As to the issue of the requirement of the expert witness fee for the deposition of the treating physician, we find no error in the lower court’s determination that the treating physician is an expert witness and that the act of deposing him entitles him to a fee. See Fla. R. Civ. P. Rule 1.390(c); United Auto. Ins. Co. v. Eduardo Garrido, DC, PA, 21 So. 3d 112 (Fla. 3d DCA 2009) [34 Fla. L. Weekly D2218b] (affirming without discussion, the correctness of a non-final order granting the treating physician an expert witness fee for his deposition); Lion Plumbing Supply Inc. v.

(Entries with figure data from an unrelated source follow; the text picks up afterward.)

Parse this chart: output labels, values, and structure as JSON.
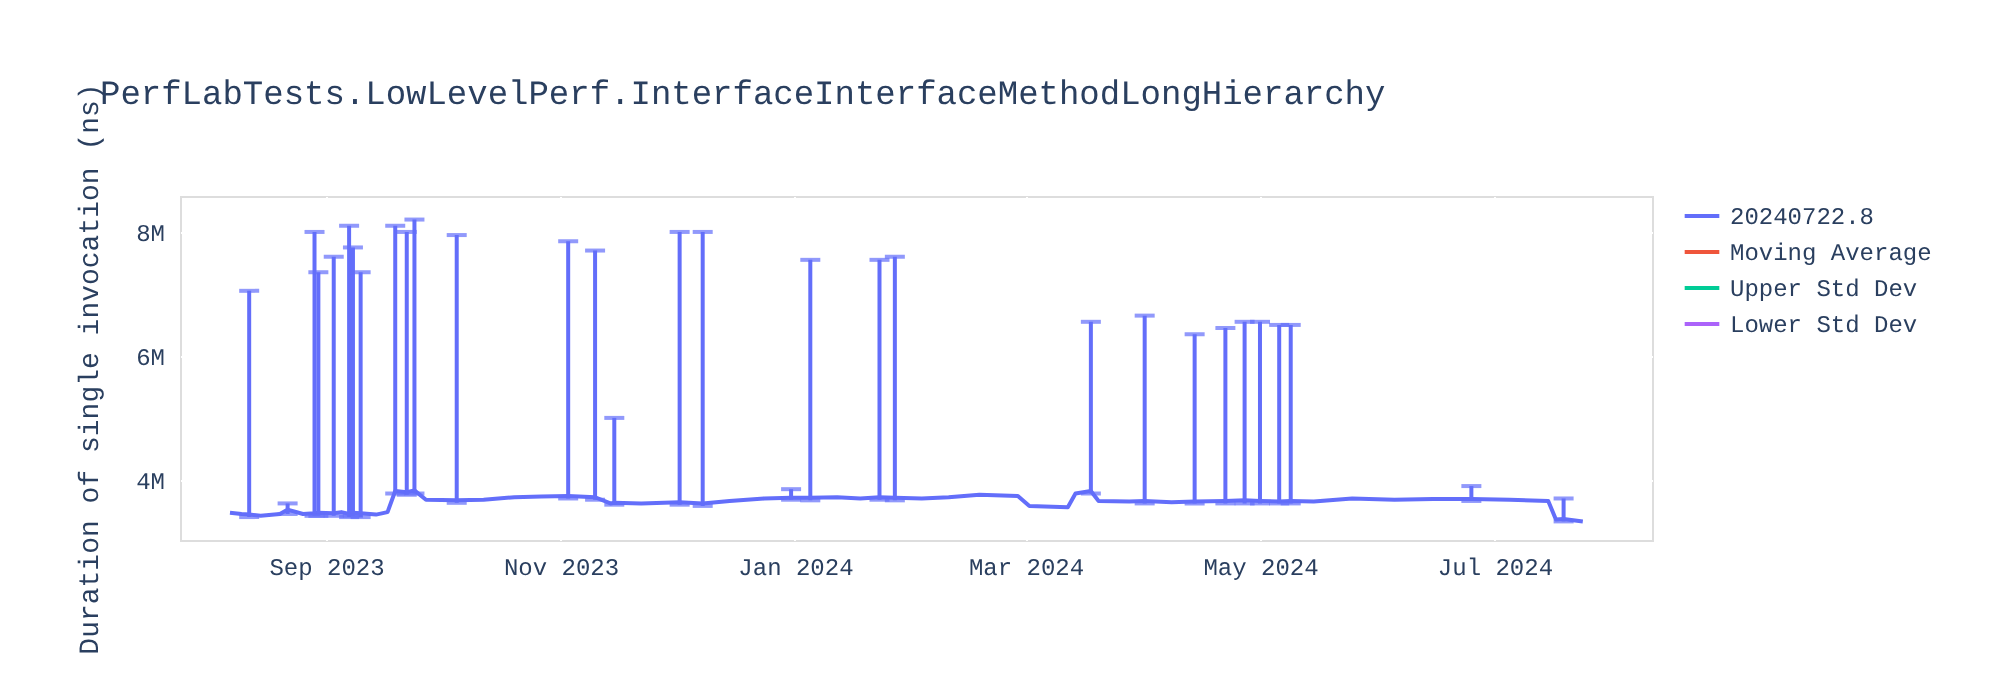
{
  "chart_data": {
    "type": "line",
    "title": "PerfLabTests.LowLevelPerf.InterfaceInterfaceMethodLongHierarchy",
    "ylabel": "Duration of single invocation (ns)",
    "x": [
      "2023-08-07",
      "2023-08-10",
      "2023-08-12",
      "2023-08-15",
      "2023-08-20",
      "2023-08-22",
      "2023-08-26",
      "2023-08-29",
      "2023-08-30",
      "2023-09-03",
      "2023-09-05",
      "2023-09-07",
      "2023-09-08",
      "2023-09-10",
      "2023-09-14",
      "2023-09-17",
      "2023-09-19",
      "2023-09-22",
      "2023-09-24",
      "2023-09-27",
      "2023-10-05",
      "2023-10-12",
      "2023-10-20",
      "2023-10-27",
      "2023-11-03",
      "2023-11-10",
      "2023-11-14",
      "2023-11-15",
      "2023-11-22",
      "2023-12-02",
      "2023-12-08",
      "2023-12-15",
      "2023-12-24",
      "2023-12-31",
      "2024-01-05",
      "2024-01-12",
      "2024-01-18",
      "2024-01-23",
      "2024-01-27",
      "2024-02-03",
      "2024-02-10",
      "2024-02-18",
      "2024-02-28",
      "2024-03-02",
      "2024-03-12",
      "2024-03-14",
      "2024-03-18",
      "2024-03-20",
      "2024-03-28",
      "2024-04-01",
      "2024-04-08",
      "2024-04-14",
      "2024-04-22",
      "2024-04-27",
      "2024-05-01",
      "2024-05-06",
      "2024-05-09",
      "2024-05-15",
      "2024-05-25",
      "2024-06-05",
      "2024-06-15",
      "2024-06-25",
      "2024-07-05",
      "2024-07-15",
      "2024-07-17",
      "2024-07-19",
      "2024-07-24"
    ],
    "series": [
      {
        "name": "20240722.8",
        "color": "#636efa",
        "values": [
          3470000,
          3450000,
          3440000,
          3420000,
          3450000,
          3520000,
          3450000,
          3460000,
          3470000,
          3460000,
          3480000,
          3450000,
          3470000,
          3460000,
          3440000,
          3480000,
          3820000,
          3800000,
          3830000,
          3680000,
          3670000,
          3680000,
          3720000,
          3730000,
          3740000,
          3720000,
          3620000,
          3630000,
          3620000,
          3640000,
          3620000,
          3660000,
          3700000,
          3710000,
          3710000,
          3720000,
          3700000,
          3720000,
          3710000,
          3700000,
          3720000,
          3760000,
          3740000,
          3580000,
          3560000,
          3780000,
          3820000,
          3660000,
          3650000,
          3660000,
          3640000,
          3650000,
          3660000,
          3670000,
          3660000,
          3650000,
          3660000,
          3650000,
          3700000,
          3680000,
          3690000,
          3690000,
          3680000,
          3660000,
          3360000,
          3370000,
          3330000
        ],
        "errors": [
          null,
          null,
          [
            3400000,
            7050000
          ],
          null,
          null,
          [
            3450000,
            3620000
          ],
          null,
          [
            3420000,
            8000000
          ],
          [
            3420000,
            7350000
          ],
          [
            3420000,
            7600000
          ],
          null,
          [
            3400000,
            8100000
          ],
          [
            3420000,
            7750000
          ],
          [
            3400000,
            7350000
          ],
          null,
          null,
          [
            3780000,
            8100000
          ],
          [
            3760000,
            8000000
          ],
          [
            3780000,
            8200000
          ],
          null,
          [
            3630000,
            7950000
          ],
          null,
          null,
          null,
          [
            3700000,
            7850000
          ],
          [
            3680000,
            7700000
          ],
          null,
          [
            3600000,
            5000000
          ],
          null,
          [
            3600000,
            8000000
          ],
          [
            3580000,
            8000000
          ],
          null,
          null,
          [
            3680000,
            3850000
          ],
          [
            3670000,
            7550000
          ],
          null,
          null,
          [
            3680000,
            7550000
          ],
          [
            3670000,
            7600000
          ],
          null,
          null,
          null,
          null,
          null,
          null,
          null,
          [
            3780000,
            6550000
          ],
          null,
          null,
          [
            3620000,
            6650000
          ],
          null,
          [
            3620000,
            6350000
          ],
          [
            3620000,
            6450000
          ],
          [
            3620000,
            6550000
          ],
          [
            3620000,
            6550000
          ],
          [
            3620000,
            6500000
          ],
          [
            3620000,
            6500000
          ],
          null,
          null,
          null,
          null,
          [
            3660000,
            3900000
          ],
          null,
          null,
          null,
          [
            3330000,
            3700000
          ],
          null
        ]
      },
      {
        "name": "Moving Average",
        "color": "#ef553b",
        "values": [
          null,
          null,
          null,
          null,
          null,
          null,
          null,
          null,
          null,
          null,
          null,
          null,
          null,
          null,
          null,
          null,
          null,
          null,
          null,
          null,
          null,
          null,
          null,
          null,
          null,
          null,
          null,
          null,
          null,
          null,
          null,
          null,
          null,
          null,
          null,
          null,
          null,
          null,
          null,
          null,
          null,
          null,
          null,
          null,
          null,
          null,
          null,
          null,
          null,
          null,
          null,
          null,
          null,
          null,
          null,
          null,
          null,
          null,
          null,
          null,
          null,
          null,
          null,
          null,
          null,
          null,
          null
        ]
      },
      {
        "name": "Upper Std Dev",
        "color": "#00cc96",
        "values": [
          null,
          null,
          null,
          null,
          null,
          null,
          null,
          null,
          null,
          null,
          null,
          null,
          null,
          null,
          null,
          null,
          null,
          null,
          null,
          null,
          null,
          null,
          null,
          null,
          null,
          null,
          null,
          null,
          null,
          null,
          null,
          null,
          null,
          null,
          null,
          null,
          null,
          null,
          null,
          null,
          null,
          null,
          null,
          null,
          null,
          null,
          null,
          null,
          null,
          null,
          null,
          null,
          null,
          null,
          null,
          null,
          null,
          null,
          null,
          null,
          null,
          null,
          null,
          null,
          null,
          null,
          null
        ]
      },
      {
        "name": "Lower Std Dev",
        "color": "#ab63fa",
        "values": [
          null,
          null,
          null,
          null,
          null,
          null,
          null,
          null,
          null,
          null,
          null,
          null,
          null,
          null,
          null,
          null,
          null,
          null,
          null,
          null,
          null,
          null,
          null,
          null,
          null,
          null,
          null,
          null,
          null,
          null,
          null,
          null,
          null,
          null,
          null,
          null,
          null,
          null,
          null,
          null,
          null,
          null,
          null,
          null,
          null,
          null,
          null,
          null,
          null,
          null,
          null,
          null,
          null,
          null,
          null,
          null,
          null,
          null,
          null,
          null,
          null,
          null,
          null,
          null,
          null,
          null,
          null
        ]
      }
    ],
    "xlim": [
      "2023-07-25",
      "2024-08-11"
    ],
    "xticks": [
      {
        "value": "2023-09-01",
        "label": "Sep 2023"
      },
      {
        "value": "2023-11-01",
        "label": "Nov 2023"
      },
      {
        "value": "2024-01-01",
        "label": "Jan 2024"
      },
      {
        "value": "2024-03-01",
        "label": "Mar 2024"
      },
      {
        "value": "2024-05-01",
        "label": "May 2024"
      },
      {
        "value": "2024-07-01",
        "label": "Jul 2024"
      }
    ],
    "ylim": [
      3030000,
      8580000
    ],
    "yticks": [
      {
        "value": 4000000,
        "label": "4M"
      },
      {
        "value": 6000000,
        "label": "6M"
      },
      {
        "value": 8000000,
        "label": "8M"
      }
    ],
    "grid": true,
    "legend": "top right",
    "line_style": "solid"
  }
}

Suarez, 844 So. 2d 768, 771 (Fla. 3d DCA 2003) [28 Fla. L. Weekly D1171a]; Eppler v. Tarmac America, Inc., 695 So. 2d 775, 777 (Fla. 1st DCA 1997) [22 Fla. L. Weekly D1559d]; Van Sickle v. Allstate Insurance Company, 503 So. 2d 1288, 1289 (Fla. 5th DCA 1987); Haldane v. Hall, 234 So. 2d 739 (Fla. 4th DCA 1970). The trial court did not abuse its discretion under these facts. Progressive Express Ins. Co. v. Professional Medical Group, Inc., 10 Fla. L. Weekly Supp. 973a (Fla. 11th Cir. Ct. Oct. 14, 2003). No legal error appears on the face of the trial court’s order. See Porteous v. Porteous, 937 So. 2d 1179 (Fla. 3d DCA 2006) [31 Fla. L. Weekly D2319b]; Prymus v. Prymus, 753 So. 2d 742 (Fla. 3d DCA 2000) [25 Fla. L. Weekly D711a].
Because Appellee is not the prevailing party with respect to the summary judgment issue, appellate attorney’s fees are not attainable for this portion. § 627.428(1), Fla. Stat. (2010). Therefore, we deny appellate attorney’s fees as to the summary judgment issue. However, where a case is affirmed in part and reversed in part, the appellant may be entitled to a portion of the appellate attorneys’ fees. Great Southwest Fire Ins. Co. v. DeWitt, 458 So. 2d 398 (Fla. 1st DCA 1984). We direct the trial court to enter an order conditionally granting appellate attorney’s fees with respect to the portion affirmed (the order granting expert witness fees), contingent on Total Health being the prevailing party at the conclusion of the case. See Brass & Singer, P.A. v. United Auto. Ins. Co., 919 So. 2d 473, 475 n.3 (Fla. 3d DCA 2005) [30 Fla. L. Weekly D2252c]; Allstate Ins. Co. v. De La Fe, 647 So. 2d 965 (Fla. 3d DCA 1994).
For these reasons, we direct the lower court to vacate the order granting final judgment in favor of Appellee, and this cause is remanded to the trial court for further proceedings consistent with this opinion. Reversed in part, affirmed in part. (DONNER and CARDONNE ELY, J., concur.)